Information et communication sur le risque (Sondage culture du risque)

Des enquêtes sur la sensibilisation et la culture du risque inondation ont été réalisées en 2005, 2009 et 2013 par le Département du Gard, en partenariat avec l’EPTB du Vidourle, auprès de la population gardoise et héraultaise du bassin versant du Vidourle.

En 2020, un nouveau sondage a été réalisé dans les mêmes conditions par l'Iinstitut ENOV, mais en intégrant de nouvelles questions pour prendre en compte les nouvelles actions conduites dans le Gard.

1514
personnes

interrogées par téléphone du 2 au 19 décembre 2020 représentatif du territoire.

Résultats du sondage sur l'information et la communication sur le risque

31
%

des personnes interrogées déclarent avoir reçu des informations sur le risque inondation en période de crues.

Le saviez-vous ?

En période de crue, la mairie reste le principal vecteur d’information

Un peu moins d’un tiers des habitants déclarent avoir reçu des informations sur le risque inondation en période de crues, avec un niveau d’information plus élevé dans le bassin versant du Gardons (43%).

Elles sont, avant tout, relayées par les mairies qui restent de très loin le principal vecteur d’information en période de crise (82% de ceux ayant reçu une information), les autres canaux ayant un impact plus marginal.

Toujours en période de crues, lorsque les habitants effectuent eux-mêmes des recherches d’informations, ils utilisent en premier lieu la télévision (39%), le site de Météo France (33%), le site internet de leur mairie (28%) et la radio (24%, surtout France Bleu). 20% regardent les réseaux sociaux (Facebook...), 14% vont sur le site du Département et 11% sur le site Vigicrues.

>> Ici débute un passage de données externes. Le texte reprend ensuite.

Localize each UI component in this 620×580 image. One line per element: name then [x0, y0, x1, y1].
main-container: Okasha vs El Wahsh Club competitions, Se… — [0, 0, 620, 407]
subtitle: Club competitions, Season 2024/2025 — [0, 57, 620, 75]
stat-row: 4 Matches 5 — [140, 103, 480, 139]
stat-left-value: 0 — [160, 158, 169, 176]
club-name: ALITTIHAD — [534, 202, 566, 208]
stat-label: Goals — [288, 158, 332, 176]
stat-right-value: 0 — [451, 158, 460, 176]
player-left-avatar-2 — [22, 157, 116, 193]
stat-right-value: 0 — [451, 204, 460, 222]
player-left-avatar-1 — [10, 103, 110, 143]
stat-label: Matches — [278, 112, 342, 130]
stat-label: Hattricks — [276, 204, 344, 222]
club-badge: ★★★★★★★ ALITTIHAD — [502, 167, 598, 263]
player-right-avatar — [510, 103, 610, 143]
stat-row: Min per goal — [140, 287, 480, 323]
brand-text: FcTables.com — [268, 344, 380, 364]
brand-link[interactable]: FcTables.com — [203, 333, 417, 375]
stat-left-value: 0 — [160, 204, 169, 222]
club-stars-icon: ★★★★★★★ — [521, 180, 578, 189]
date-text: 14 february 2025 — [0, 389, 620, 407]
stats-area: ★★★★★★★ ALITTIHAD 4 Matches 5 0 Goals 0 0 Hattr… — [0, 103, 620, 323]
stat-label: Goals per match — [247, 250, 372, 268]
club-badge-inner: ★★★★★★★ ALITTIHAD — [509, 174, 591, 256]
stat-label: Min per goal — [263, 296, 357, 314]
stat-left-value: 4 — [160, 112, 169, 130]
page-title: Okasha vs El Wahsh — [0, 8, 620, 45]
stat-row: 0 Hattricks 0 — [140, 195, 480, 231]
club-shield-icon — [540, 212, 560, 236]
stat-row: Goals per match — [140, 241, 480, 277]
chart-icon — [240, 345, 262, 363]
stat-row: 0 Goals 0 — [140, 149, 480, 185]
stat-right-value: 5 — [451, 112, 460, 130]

En dehors des périodes de crues, près des 2/3 des habitants n’effectuent pas de recherche d’informations sur le risque inondation. Ceux qui le font s’orientent avant tout vers leur mairie (18%), le département du Gard (5%) ou bien leur entourage (5%). Quand elle est effectuée, la recherche d’information ne pose aucune difficulté : 87% l’ont jugée facile à effectuer et 86% ont trouvé ce qu’ils cherchaient.

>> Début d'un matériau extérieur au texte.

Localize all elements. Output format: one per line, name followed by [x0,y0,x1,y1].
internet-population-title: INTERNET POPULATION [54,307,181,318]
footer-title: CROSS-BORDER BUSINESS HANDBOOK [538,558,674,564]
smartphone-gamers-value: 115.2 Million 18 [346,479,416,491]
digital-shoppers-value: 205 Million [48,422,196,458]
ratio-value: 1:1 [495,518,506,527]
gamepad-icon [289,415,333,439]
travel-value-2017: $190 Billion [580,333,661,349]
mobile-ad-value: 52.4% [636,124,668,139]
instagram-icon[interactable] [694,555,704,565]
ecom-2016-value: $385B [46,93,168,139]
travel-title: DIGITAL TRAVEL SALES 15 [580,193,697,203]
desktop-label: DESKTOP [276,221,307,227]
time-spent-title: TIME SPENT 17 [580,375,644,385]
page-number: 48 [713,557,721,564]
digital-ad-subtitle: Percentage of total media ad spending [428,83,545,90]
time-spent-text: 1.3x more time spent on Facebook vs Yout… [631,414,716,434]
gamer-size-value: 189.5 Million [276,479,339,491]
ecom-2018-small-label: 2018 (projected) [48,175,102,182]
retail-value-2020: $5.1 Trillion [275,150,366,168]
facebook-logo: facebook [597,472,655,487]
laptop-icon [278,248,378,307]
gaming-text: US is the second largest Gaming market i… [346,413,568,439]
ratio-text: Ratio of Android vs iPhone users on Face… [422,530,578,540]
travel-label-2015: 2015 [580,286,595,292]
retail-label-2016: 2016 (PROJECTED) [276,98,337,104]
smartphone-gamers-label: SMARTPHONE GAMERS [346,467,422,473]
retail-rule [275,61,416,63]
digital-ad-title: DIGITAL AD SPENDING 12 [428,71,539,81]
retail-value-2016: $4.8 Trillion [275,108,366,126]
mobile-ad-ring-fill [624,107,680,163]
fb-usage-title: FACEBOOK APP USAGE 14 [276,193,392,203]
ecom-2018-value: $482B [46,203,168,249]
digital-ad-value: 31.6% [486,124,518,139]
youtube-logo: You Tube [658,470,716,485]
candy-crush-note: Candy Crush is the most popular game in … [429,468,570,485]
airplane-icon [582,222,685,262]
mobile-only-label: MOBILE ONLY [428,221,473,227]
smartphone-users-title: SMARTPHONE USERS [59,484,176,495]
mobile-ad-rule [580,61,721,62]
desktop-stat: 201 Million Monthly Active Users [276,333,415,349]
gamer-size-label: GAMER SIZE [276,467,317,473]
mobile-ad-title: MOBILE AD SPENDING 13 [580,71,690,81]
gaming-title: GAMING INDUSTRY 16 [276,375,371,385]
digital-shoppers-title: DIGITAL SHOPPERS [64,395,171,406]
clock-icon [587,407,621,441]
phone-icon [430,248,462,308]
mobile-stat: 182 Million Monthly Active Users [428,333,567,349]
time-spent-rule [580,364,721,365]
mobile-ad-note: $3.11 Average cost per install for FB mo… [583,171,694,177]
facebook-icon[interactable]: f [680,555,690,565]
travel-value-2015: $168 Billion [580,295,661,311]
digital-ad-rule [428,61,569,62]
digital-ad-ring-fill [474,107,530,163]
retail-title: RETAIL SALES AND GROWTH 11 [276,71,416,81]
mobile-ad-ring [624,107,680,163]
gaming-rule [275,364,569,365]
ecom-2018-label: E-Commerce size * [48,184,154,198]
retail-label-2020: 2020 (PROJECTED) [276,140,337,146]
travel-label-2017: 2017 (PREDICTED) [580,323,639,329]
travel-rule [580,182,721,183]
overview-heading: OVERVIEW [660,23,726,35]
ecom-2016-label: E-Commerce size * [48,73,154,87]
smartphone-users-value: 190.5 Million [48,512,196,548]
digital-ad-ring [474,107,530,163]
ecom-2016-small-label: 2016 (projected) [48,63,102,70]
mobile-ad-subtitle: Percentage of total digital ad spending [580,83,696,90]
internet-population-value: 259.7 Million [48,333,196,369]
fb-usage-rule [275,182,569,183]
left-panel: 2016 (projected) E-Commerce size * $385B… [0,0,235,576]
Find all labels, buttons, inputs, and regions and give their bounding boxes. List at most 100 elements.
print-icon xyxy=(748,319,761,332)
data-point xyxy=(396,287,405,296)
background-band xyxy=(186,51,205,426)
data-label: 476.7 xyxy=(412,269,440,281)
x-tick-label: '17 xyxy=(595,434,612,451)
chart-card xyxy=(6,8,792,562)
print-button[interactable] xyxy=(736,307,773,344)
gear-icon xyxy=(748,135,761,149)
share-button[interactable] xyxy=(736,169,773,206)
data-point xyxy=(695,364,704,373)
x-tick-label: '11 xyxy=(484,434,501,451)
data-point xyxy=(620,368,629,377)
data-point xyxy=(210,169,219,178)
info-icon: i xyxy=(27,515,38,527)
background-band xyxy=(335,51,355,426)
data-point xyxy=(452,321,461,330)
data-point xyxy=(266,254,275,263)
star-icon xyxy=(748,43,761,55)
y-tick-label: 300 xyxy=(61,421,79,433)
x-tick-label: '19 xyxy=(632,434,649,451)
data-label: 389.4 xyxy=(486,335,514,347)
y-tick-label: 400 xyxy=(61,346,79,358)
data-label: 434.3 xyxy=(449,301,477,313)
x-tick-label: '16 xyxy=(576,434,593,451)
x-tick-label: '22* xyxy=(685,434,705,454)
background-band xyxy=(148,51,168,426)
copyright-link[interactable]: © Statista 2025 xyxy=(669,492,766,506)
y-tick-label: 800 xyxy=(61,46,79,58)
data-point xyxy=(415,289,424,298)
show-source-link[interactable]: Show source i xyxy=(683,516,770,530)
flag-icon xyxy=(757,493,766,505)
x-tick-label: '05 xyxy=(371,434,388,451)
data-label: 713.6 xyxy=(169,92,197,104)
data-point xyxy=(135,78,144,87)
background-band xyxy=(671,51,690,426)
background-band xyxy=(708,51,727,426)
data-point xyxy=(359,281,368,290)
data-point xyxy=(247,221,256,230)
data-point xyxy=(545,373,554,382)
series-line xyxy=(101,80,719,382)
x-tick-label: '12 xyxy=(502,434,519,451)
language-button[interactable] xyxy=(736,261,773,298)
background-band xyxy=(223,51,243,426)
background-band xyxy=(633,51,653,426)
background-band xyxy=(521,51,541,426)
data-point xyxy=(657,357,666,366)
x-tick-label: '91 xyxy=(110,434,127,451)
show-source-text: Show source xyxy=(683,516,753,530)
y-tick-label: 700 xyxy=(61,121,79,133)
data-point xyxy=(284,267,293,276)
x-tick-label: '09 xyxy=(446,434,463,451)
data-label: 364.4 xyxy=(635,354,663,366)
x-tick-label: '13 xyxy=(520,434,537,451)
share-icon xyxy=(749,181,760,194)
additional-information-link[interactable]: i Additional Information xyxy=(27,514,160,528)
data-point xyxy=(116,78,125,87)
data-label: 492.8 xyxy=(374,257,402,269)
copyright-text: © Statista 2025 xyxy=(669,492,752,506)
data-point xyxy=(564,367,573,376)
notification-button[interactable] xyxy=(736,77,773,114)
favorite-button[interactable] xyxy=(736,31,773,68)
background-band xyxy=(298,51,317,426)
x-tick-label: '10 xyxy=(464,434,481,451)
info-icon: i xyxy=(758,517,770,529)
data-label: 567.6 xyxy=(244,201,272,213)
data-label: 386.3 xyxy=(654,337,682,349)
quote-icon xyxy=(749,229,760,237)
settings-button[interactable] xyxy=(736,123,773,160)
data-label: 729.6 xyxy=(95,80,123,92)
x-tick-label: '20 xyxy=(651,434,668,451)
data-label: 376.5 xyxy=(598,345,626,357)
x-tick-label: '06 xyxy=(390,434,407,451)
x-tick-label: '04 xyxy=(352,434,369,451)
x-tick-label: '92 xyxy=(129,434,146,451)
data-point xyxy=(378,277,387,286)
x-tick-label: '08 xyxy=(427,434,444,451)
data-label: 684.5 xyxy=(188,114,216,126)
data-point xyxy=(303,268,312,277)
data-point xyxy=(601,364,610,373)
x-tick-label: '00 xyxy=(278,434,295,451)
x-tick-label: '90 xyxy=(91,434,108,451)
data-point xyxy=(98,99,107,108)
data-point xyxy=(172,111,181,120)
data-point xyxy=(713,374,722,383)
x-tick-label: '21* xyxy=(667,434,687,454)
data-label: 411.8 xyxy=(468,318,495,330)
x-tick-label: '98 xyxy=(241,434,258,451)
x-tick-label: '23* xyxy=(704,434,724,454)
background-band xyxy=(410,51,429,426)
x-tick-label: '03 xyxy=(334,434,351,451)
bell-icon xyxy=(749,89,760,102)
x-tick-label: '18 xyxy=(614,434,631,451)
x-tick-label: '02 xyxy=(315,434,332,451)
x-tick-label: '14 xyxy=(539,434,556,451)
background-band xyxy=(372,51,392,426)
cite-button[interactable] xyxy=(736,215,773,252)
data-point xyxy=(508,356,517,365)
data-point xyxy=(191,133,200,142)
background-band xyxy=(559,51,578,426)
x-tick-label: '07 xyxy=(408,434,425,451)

Les sites internet sur le risque inondation sont encore peu connus :  le site internet RISQUES est le site bénéficiant de la plus grande notoriété, mais n’est connu que par 29% des habitants et la notoriété des autres sites internet ne dépasse pas les 13%. A noter que 11% connaissent le site NOE.

Les repères de crues ne sont connus que par 42% des habitants (dont 12% ne sachant pas exactement où ils se trouvent). Ce chiffre ne dépasse jamais les 50%, quelle que soit la zone étudiée, y compris dans les communes à fort risque (46%) et dans les zones inondable PPRI (39%). Parmi ceux qui connaissent ces repère de crues, ¼ ne savent pas exactement à quoi ils correspondent.

La connaissance du Plan Particulier de Mise en Sécurité (PPMS) des écoles a bien progressé (44%, +17 pts) ainsi que celle du DICRIM (27%, +21 pts) alors qu’on observe une diminution importante de celle du Plan de Prévention du Risque Inondation (PPRI) (45%, -15 pts). A noter aussi l’impact des campagnes « Pluie Inondation » qui obtiennent un bon résultat (22%).

Enfin, 36% des parents savent qu’au moins un de leur enfant a été sensibilisé au risque inondation (et 30% ne savent pas si cette sensibilisation a eu lieu).